J'étais parfaitement honnête en disant cela. Bien sûr, une partie de moi était flattée par les pouvoirs hors normes qui s'affirmaient de plus en plus chez Albus. Mais, pour avoir côtoyé Dumbeldore et Voldemort, je savais aussi quelles difficultés de tels pouvoirs pouvaient engendrer pour les sorciers qui les possédaient, et pour tous les autres …

McGonagall redescendit en conduisant devant elle le bassin en pierre de la Pensine d'une baguette précautionneuse. Dès qu'elle l'eut déposée sur une petite table, j'y versais le contenu du flacon contenant le souvenir d'Albus et j'y plongeai le visage sans hésiter. Comme toujours, je me sentis happé par la Pensine.

J'atterris dans une pièce anonyme avec une fenêtre à barreaux par laquelle on apercevait le soleil couchant. L'unique porte s'ouvrit sur la sorcière à laquelle Albus avait arraché cette pensée. Je réalisai qu'il ne s'agissait pas d'un souvenir, mais d'un scénario qu'elle avait dû répéter tant de fois qu'il s'était ancré en elle comme un véritable souvenir. Je la vis se diriger vers une table sur laquelle s'alignaient douze flacons numérotés. Elle s'empara du flacon numéro 1 et se dirigea vers un coin sombre de la pièce où un corps probablement retenu par des liens magiques reposait sur une couchette étroite. Même si, l'image ne lui ressemblait pas vraiment, les cheveux bleus ne laissaient pas de doute sur le fait qu'il s'agissait de Delphini Black. La sorcière se dirigea vers elle, l'obligea à avaler le contenu de la fiole et ressortit. Le souvenir s'accéléra. Un instant après, c'était déjà le matin, le lever du soleil et elle revenait pour l'obliger à boire la deuxième fiole. J'avais compris, mais j'attendis jusqu'à la fiole numéro 6 pour vérifier le rythme soir et matin de l'absorption avant de ressortir de la Pensine.

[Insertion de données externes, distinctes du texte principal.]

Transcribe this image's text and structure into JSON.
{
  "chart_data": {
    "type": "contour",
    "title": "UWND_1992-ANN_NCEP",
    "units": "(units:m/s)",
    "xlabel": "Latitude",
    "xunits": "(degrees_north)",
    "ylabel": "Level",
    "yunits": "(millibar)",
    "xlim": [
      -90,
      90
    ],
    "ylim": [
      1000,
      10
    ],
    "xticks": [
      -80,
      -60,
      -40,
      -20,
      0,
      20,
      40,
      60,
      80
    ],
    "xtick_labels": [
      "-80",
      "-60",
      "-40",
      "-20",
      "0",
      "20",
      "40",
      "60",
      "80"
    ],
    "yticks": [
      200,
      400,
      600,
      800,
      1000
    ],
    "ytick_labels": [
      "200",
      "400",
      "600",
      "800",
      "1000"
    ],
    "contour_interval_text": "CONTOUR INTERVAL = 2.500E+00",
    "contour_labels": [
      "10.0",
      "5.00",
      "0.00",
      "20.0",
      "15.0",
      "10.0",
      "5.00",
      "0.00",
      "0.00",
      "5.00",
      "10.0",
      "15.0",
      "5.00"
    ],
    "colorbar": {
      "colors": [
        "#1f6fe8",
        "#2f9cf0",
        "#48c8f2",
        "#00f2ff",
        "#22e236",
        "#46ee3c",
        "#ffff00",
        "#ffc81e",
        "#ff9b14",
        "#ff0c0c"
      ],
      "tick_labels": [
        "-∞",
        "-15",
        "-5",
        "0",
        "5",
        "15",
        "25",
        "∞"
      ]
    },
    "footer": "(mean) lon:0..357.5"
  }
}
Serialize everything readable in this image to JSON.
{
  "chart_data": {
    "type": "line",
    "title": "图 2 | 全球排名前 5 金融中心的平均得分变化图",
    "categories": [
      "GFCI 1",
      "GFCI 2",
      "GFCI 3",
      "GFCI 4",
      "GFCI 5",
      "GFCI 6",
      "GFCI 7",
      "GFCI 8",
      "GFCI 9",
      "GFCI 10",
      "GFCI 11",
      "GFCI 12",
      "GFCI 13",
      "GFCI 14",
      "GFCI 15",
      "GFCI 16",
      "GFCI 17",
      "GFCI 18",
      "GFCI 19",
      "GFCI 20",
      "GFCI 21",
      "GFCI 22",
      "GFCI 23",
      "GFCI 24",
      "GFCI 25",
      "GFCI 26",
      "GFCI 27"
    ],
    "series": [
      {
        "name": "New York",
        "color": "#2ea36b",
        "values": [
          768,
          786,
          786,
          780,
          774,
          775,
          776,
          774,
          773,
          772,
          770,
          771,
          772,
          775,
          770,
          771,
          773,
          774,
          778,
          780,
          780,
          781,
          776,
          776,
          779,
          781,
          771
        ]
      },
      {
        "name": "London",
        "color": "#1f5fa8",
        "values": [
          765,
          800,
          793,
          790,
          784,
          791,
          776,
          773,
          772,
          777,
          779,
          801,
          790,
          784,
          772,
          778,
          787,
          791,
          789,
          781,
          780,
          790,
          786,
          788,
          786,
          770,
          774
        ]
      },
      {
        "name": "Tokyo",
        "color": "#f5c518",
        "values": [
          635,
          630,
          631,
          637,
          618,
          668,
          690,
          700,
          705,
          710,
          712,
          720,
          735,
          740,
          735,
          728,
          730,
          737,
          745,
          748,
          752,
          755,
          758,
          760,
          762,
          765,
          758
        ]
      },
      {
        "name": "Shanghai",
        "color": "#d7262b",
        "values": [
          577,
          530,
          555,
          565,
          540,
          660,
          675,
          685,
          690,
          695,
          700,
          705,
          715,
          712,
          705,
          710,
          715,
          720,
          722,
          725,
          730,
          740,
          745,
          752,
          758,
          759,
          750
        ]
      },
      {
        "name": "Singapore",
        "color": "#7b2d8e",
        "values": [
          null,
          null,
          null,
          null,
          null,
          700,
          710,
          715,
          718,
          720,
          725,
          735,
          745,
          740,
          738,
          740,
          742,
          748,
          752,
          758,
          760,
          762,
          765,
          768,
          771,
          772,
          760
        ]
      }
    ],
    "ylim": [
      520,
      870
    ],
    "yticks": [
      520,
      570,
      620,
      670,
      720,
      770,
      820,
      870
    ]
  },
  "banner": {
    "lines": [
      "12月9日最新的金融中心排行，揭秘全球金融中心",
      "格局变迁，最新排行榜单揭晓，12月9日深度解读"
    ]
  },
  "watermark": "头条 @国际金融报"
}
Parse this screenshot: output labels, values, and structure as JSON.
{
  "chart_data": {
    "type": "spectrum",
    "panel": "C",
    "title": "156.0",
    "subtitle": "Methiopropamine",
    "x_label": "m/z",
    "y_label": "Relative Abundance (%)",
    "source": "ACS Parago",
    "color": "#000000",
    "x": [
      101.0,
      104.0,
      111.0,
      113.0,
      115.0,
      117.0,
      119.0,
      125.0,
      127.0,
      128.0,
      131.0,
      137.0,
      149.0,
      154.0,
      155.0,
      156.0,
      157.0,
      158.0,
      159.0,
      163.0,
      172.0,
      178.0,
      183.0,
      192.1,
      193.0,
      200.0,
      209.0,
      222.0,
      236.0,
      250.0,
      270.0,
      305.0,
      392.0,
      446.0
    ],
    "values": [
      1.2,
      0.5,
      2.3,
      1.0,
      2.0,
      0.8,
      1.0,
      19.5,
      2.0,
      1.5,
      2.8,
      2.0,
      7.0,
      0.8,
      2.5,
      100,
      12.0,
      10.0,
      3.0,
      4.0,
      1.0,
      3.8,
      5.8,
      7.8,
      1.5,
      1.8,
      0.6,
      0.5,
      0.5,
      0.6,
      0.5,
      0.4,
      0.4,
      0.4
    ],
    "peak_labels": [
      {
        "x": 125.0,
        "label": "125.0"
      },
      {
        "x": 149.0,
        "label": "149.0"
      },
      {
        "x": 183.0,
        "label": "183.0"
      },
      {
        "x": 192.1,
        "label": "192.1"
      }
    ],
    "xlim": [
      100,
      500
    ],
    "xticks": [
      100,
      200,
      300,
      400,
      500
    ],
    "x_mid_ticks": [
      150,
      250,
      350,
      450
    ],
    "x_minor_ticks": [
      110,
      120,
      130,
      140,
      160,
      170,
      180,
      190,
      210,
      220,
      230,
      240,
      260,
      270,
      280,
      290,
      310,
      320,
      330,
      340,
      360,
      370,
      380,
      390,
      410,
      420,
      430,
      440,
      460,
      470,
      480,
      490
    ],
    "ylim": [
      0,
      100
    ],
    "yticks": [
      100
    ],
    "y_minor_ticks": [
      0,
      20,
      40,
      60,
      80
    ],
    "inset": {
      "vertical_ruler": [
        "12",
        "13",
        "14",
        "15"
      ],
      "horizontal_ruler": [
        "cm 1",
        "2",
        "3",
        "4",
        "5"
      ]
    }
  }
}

Comment est-ce que je n'avais pas pu y penser moi-même? Voilà pourquoi je butais depuis si longtemps. Je cherchais depuis des semaines à imaginer une unique potion capable de transformer Delphini Black en Voldemort, mais la puissance de toutes les potions que j'envisageais la tuait bien avant qu'une quelconque transformation ait eu lieu, et c'est pour ça qu'il n'y en avait non pas une potion mais plusieurs …

Je me retournai vers Harry qui, ainsi que McGonagall, m'observait en silence:

«Au cas où tu aurais nourri quelques illusions, Harry, je suis navré de devoir te dire que ton père est un crétin.»